Philippe Petit ha scritto ben tre libri.
Uno, quando ancora aveva 17 anni e quando - come lui stesso afferma - ancora non sapeva nulla degli aspetti pratici del funambolismo e delle intuizioni che vi sono contenute oggi lui stesso non finisce mai di stupirsi, quando gli capita di rileggerlo (Trattato di funambolismo, Ponte alle Grazie, 1999).

Nel secondo volume, Toccare le nuvole.
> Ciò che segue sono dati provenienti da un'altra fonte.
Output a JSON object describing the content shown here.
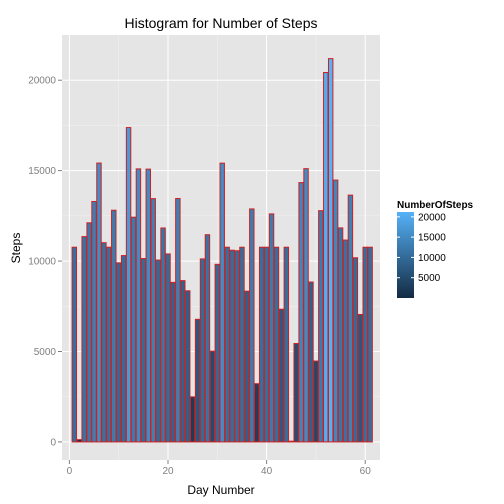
{
  "chart_data": {
    "type": "bar",
    "title": "Histogram for Number of Steps",
    "xlabel": "Day Number",
    "ylabel": "Steps",
    "xlim": [
      -1.5,
      63
    ],
    "ylim": [
      -1000,
      22500
    ],
    "x_ticks": [
      0,
      20,
      40,
      60
    ],
    "y_ticks": [
      0,
      5000,
      10000,
      15000,
      20000
    ],
    "x_tick_labels": [
      "0",
      "20",
      "40",
      "60"
    ],
    "y_tick_labels": [
      "0",
      "5000",
      "10000",
      "15000",
      "20000"
    ],
    "grid": true,
    "legend_position": "right",
    "bar_outline_color": "#cc2222",
    "panel_background": "#e5e5e5",
    "grid_color": "#ffffff",
    "color_scale": {
      "title": "NumberOfSteps",
      "low_color": "#132b43",
      "high_color": "#56b1f7",
      "range": [
        0,
        21194
      ],
      "breaks": [
        5000,
        10000,
        15000,
        20000
      ],
      "labels": [
        "5000",
        "10000",
        "15000",
        "20000"
      ]
    },
    "x": [
      1,
      2,
      3,
      4,
      5,
      6,
      7,
      8,
      9,
      10,
      11,
      12,
      13,
      14,
      15,
      16,
      17,
      18,
      19,
      20,
      21,
      22,
      23,
      24,
      25,
      26,
      27,
      28,
      29,
      30,
      31,
      32,
      33,
      34,
      35,
      36,
      37,
      38,
      39,
      40,
      41,
      42,
      43,
      44,
      45,
      46,
      47,
      48,
      49,
      50,
      51,
      52,
      53,
      54,
      55,
      56,
      57,
      58,
      59,
      60,
      61
    ],
    "values": [
      10766,
      126,
      11352,
      12116,
      13294,
      15420,
      11015,
      10766,
      12811,
      9900,
      10304,
      17382,
      12426,
      15098,
      10139,
      15084,
      13452,
      10056,
      11829,
      10395,
      8821,
      13460,
      8918,
      8355,
      2492,
      6778,
      10119,
      11458,
      5018,
      9819,
      15414,
      10766,
      10600,
      10571,
      10766,
      8334,
      12883,
      3219,
      10766,
      10766,
      12608,
      10765,
      7336,
      10766,
      41,
      5441,
      14339,
      15110,
      8841,
      4472,
      12787,
      20427,
      21194,
      14478,
      11834,
      11162,
      13646,
      10183,
      7047,
      10766,
      10766
    ]
  }
}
Fra le Twin Towers, i miei ricordi di funambolo (Ponte alle Grazie, 2003), corredato da una serie di illustrazioni (per lo più foto in BN), iracconta con ricchezza di dettagli la progettazione, la pianificazione e, infine, la realizzazione della "passeggiata" tra le due Torri del WTC di New York.
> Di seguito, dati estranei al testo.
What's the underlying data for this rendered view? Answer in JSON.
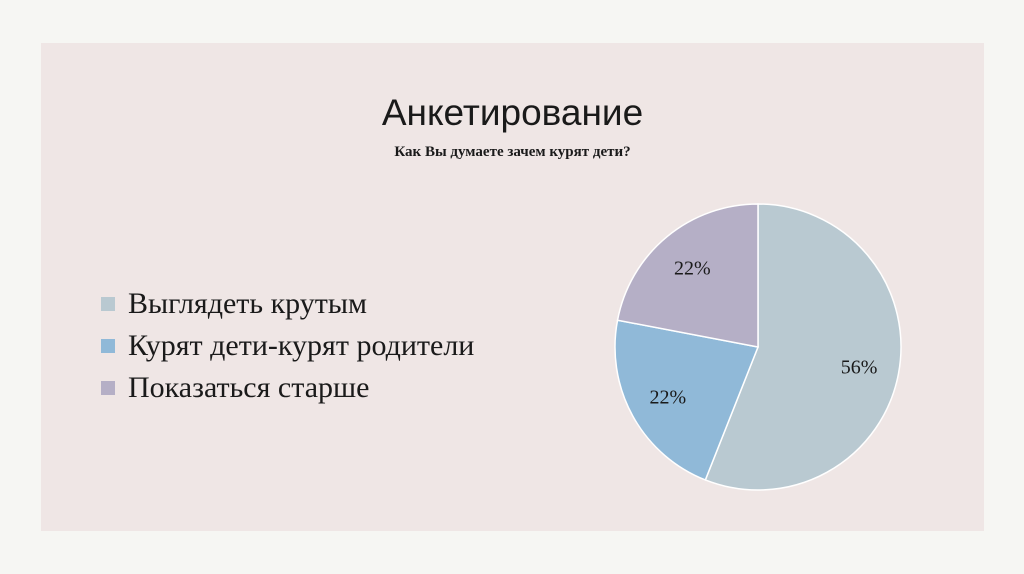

Infine, il terzo (che è quello che ci interessa), Credere nel vuoto (Bollati Boringhieri, 2008), realizzato con il materiale raccolto in occasione di uno degli incontri organizzati da Torino Spiritualità (www.torinospiritualità.org) che si propone "di porre domande che non cercano mai una sola risposta", su temi che intersecano la filosofia, la teologia, la storia delle religioni, la politologia, le scienze sociali e quelle umane.
Infatti, per la singolarità delle sue scelte e dell suo modo di vivere, ma anche per ila sintesi originale di pensiero che egli fa sulla sua vita, Philippe Petit è anche considerato uno che ha qualcosa da dire a chi si occupa di spiritualità e che non si accontenta di risposte univoche a domande semplici.
Ed è più che legittimo attendersi questo da un uomo temprato a camminare vicino al cielo, senza poterlo mai toccare e con il suolo sotto di sé ad un'infinita distanza senza nessuna protezione: un uomo solo tra terra e cielo con la sua immensa fragilità e armato della sua passione e di una forte volontà.
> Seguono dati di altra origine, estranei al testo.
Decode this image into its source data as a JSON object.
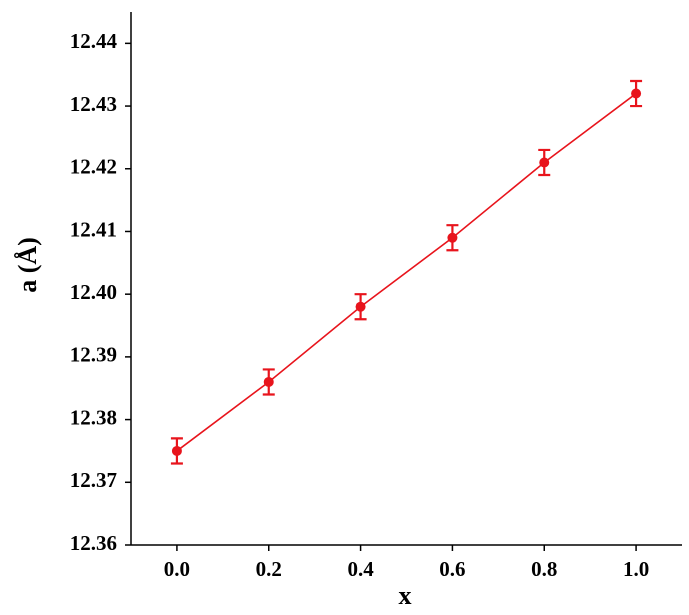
{
  "chart_data": {
    "type": "scatter",
    "x_label": "x",
    "y_label": "a (Å)",
    "x": [
      {
        "value": 0,
        "label": "0.0"
      },
      0.2,
      0.4,
      0.6,
      0.8,
      {
        "value": 1,
        "label": "1.0"
      }
    ],
    "series": [
      {
        "color": "#e8141c",
        "x": [
          0,
          0.2,
          0.4,
          0.6,
          0.8,
          1
        ],
        "values": [
          12.375,
          12.386,
          12.398,
          12.409,
          12.421,
          12.432
        ],
        "errors": [
          0.002,
          0.002,
          0.002,
          0.002,
          0.002,
          0.002
        ]
      }
    ],
    "connect": true,
    "xlim": [
      -0.1,
      1.1
    ],
    "ylim": [
      12.36,
      12.445
    ],
    "xticks": [
      {
        "value": 0,
        "label": "0.0"
      },
      0.2,
      0.4,
      0.6,
      0.8,
      {
        "value": 1,
        "label": "1.0"
      }
    ],
    "yticks": [
      12.36,
      12.37,
      12.38,
      12.39,
      {
        "value": 12.4,
        "label": "12.40"
      },
      12.41,
      12.42,
      12.43,
      12.44
    ]
  }
}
In quest'ultimo libro (che è la trascrizione esatta della conferenza-incontro con il gruppo torinese, con la moderazione di Michele Serra), Philippe Petit ci spiega che le sue "passeggiate" (come ama definirle) sono innanzitutto una faccenda di testa, prima ancora che una performance fisica. Bisogna innanzitutto volere e credere, è una faccenda di fede, dunque - spiega Petit. Camminare sul filo, per lui, è una specie di "religio" nel senso dei Latini (dal verbo "religare", cioè unire legando assieme. Nella sua esperienza, Philippe Petit parte da un punto noto e sa che dovrà compiere una traversata sino ad un punto ignoto e che, da quel momento, quei due punti saranno per sempre uniti, anche quando le luci si saranno spente e quel cavo d'acciaio teso sul vuoto, su cui lui ha camminato con semplicità sarà stato smontato.
Nelle semplici parole con cui si esprime, Philippe Petit dimostra di essere davvero un uomo straordinario che ha compiuto imprese storiche e mirabolanti che rimangono per sempre nei nostri cuori, come quella memorabile ed emozionante del 1974 (le Twin Towers). Ora le torri del WTC non ci sono più, il ricordo della sua impresa rimane e segna con un marchio profondo di fede e speranza un mondo che questi due valori sembra non possederli più.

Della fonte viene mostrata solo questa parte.